The book is for you  – enjoy and pass on.  The check is for Butters.  Took up a collection, please put towards bill to get snip snip done.  Have a great day.’

(I’ll keep her anonymity.)

I’ve been struggling trying to find the ‘extra’ money to have Butters spayed.

I came very close to looking for another home for her.  I’m a firm believer that if you can’t afford to provide for an animal – can’t afford health care, food or time – then you should not have one!

image

When Butters showed up in my yard, I went to great lengths to find her owners.  Even using a connection I have at a television station to have her shown on a morning show.

No owners came forward.

I then went to great lengths to find her a forever home.  No takers.

I could not bring myself to take her to the pound, a definite death sentence.

So, 3 years later, we’ve been her ‘better than the pound’ solution.

But I’ve hated, simply hated that I haven’t been able to have her spayed or provided her with shots!!

It all came to a head a while back – I was frustrated when I had to chase her down the street when she jumped our frail fence.  I panicked.   She can’t get pregnant!  She hasn’t had her shots!  What if she is injured?!

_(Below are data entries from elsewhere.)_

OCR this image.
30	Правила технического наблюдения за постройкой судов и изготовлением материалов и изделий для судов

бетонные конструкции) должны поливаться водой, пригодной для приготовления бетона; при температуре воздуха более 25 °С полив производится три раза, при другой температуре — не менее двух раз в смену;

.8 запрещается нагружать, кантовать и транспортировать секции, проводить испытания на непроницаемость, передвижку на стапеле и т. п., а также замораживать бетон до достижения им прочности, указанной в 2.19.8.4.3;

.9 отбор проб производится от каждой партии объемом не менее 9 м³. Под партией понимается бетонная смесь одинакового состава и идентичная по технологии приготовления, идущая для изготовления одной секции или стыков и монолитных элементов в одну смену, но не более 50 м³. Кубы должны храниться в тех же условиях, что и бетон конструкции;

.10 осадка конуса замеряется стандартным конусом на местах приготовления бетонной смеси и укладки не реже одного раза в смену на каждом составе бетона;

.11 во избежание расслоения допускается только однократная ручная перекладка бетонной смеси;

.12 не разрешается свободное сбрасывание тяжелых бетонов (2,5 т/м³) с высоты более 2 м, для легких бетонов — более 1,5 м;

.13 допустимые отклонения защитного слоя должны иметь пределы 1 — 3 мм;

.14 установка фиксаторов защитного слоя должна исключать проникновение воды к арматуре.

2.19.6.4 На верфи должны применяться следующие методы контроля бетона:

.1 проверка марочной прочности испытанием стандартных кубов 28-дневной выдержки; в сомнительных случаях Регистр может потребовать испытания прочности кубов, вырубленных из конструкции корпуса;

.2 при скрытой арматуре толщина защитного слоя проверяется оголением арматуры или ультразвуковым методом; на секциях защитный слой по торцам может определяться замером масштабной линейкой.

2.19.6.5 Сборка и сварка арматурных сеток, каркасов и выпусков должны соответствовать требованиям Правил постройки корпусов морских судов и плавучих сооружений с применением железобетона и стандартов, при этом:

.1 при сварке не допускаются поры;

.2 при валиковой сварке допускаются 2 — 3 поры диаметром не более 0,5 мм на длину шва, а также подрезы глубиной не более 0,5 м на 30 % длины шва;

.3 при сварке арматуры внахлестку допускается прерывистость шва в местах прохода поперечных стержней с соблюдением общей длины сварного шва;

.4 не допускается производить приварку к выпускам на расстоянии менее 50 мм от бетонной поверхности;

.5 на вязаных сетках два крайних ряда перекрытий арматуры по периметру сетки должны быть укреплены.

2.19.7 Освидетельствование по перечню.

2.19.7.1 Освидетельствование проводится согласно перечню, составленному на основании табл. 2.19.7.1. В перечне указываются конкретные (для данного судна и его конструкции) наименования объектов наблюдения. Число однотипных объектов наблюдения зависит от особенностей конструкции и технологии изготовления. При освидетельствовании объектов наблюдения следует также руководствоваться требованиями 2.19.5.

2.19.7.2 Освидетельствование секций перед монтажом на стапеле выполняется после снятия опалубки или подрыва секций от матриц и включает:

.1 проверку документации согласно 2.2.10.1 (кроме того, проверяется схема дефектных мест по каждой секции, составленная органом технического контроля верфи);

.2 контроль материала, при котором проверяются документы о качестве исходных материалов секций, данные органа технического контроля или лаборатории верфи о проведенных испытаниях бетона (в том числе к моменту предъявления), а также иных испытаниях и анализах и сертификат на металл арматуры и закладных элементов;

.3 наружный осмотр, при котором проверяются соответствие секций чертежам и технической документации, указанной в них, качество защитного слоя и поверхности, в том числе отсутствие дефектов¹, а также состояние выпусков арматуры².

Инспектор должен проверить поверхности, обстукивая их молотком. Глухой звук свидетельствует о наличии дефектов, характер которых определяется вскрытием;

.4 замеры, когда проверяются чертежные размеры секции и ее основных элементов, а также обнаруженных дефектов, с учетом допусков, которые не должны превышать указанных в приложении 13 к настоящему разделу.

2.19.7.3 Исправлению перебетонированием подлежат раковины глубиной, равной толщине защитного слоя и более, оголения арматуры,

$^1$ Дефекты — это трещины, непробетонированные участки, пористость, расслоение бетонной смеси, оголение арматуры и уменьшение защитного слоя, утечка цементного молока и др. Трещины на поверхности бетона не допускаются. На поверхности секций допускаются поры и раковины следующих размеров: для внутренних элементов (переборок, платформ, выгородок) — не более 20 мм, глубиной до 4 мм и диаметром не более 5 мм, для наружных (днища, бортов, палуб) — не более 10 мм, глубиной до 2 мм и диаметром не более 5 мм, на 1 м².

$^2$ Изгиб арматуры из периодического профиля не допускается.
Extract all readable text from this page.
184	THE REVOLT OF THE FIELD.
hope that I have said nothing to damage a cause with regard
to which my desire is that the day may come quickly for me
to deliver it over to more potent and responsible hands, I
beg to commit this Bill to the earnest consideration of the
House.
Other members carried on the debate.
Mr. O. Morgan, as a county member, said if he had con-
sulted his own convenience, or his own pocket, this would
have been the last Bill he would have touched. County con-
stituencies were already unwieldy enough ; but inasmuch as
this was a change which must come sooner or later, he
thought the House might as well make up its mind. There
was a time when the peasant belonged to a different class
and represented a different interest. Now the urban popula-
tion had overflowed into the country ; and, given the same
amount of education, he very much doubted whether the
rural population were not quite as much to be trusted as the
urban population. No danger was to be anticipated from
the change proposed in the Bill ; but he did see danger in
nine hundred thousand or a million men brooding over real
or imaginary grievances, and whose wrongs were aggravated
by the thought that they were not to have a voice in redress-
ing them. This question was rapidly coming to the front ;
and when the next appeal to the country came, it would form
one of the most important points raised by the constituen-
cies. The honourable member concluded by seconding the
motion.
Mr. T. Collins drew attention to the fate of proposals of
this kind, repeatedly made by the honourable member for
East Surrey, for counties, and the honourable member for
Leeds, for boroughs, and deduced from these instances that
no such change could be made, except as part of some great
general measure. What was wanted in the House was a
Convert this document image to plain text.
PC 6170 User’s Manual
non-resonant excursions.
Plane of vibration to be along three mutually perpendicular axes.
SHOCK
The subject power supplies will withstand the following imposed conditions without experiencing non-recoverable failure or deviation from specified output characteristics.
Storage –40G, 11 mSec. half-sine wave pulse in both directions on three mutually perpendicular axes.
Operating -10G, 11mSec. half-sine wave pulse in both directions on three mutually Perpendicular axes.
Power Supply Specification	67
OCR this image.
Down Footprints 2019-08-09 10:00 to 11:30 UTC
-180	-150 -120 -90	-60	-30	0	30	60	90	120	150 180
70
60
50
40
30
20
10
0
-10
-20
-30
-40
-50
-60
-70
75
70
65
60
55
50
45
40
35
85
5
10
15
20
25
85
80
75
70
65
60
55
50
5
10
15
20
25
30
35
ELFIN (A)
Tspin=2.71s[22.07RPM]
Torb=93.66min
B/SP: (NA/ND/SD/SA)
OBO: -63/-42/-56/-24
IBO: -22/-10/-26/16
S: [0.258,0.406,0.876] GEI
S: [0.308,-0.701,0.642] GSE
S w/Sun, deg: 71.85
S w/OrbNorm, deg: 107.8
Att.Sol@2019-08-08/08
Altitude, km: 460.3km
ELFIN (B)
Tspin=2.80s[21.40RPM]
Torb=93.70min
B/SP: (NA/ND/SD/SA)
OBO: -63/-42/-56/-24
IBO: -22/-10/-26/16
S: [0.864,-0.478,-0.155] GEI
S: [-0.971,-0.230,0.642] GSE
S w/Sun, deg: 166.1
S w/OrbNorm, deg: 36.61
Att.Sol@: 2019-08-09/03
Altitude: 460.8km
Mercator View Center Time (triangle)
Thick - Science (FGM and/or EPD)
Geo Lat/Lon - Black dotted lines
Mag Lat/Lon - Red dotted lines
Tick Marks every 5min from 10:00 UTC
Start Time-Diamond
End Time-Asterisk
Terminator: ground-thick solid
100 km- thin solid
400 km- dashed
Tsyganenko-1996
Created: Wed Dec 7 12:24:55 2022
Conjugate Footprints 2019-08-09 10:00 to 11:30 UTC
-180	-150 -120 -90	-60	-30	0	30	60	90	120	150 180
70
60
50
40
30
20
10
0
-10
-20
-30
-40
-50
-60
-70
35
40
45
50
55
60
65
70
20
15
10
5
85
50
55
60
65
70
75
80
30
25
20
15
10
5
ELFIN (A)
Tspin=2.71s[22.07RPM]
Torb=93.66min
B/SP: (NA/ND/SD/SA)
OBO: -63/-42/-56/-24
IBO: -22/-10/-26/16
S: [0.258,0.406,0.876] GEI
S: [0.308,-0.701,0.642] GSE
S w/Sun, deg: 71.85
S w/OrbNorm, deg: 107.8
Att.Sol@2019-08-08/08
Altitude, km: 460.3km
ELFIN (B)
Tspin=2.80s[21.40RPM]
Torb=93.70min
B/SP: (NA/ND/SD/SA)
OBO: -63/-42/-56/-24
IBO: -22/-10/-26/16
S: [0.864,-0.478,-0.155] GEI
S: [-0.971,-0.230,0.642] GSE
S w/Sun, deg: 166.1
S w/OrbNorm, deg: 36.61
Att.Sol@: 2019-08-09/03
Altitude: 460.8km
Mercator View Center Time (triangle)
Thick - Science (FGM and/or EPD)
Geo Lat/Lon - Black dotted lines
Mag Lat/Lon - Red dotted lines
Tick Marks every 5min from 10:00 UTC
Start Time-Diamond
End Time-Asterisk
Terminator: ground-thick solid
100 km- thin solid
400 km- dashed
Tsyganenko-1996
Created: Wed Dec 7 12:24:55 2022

Of course she wants to jump!  Of course she wants to play with other dogs!

I knew all of this and felt SO inadequate as a pet mom.  She deserved better I concluded.

That conclusion was shared with my friends and clearly made an impression.

______________________

So here I am, having my ‘perfect day’ added to by this amazing person – and then I see her Facebook status.

And apparently something has happened.

Her recent status alluded to that and ended with “May the journey we all travel be peaceful as perfect days are few and sometimes far between.”

This friend, who managed to make my perfect day end on such a sweet note is not having a perfect day.

She wrote inside the book ‘Because you just never know! Pay it forward’

To her I say, “I will.  I promise you I will.”

And I ask now for anyone reading this to just take a second and send love and light into the universe to all those in our hearts, on our minds – and in the world.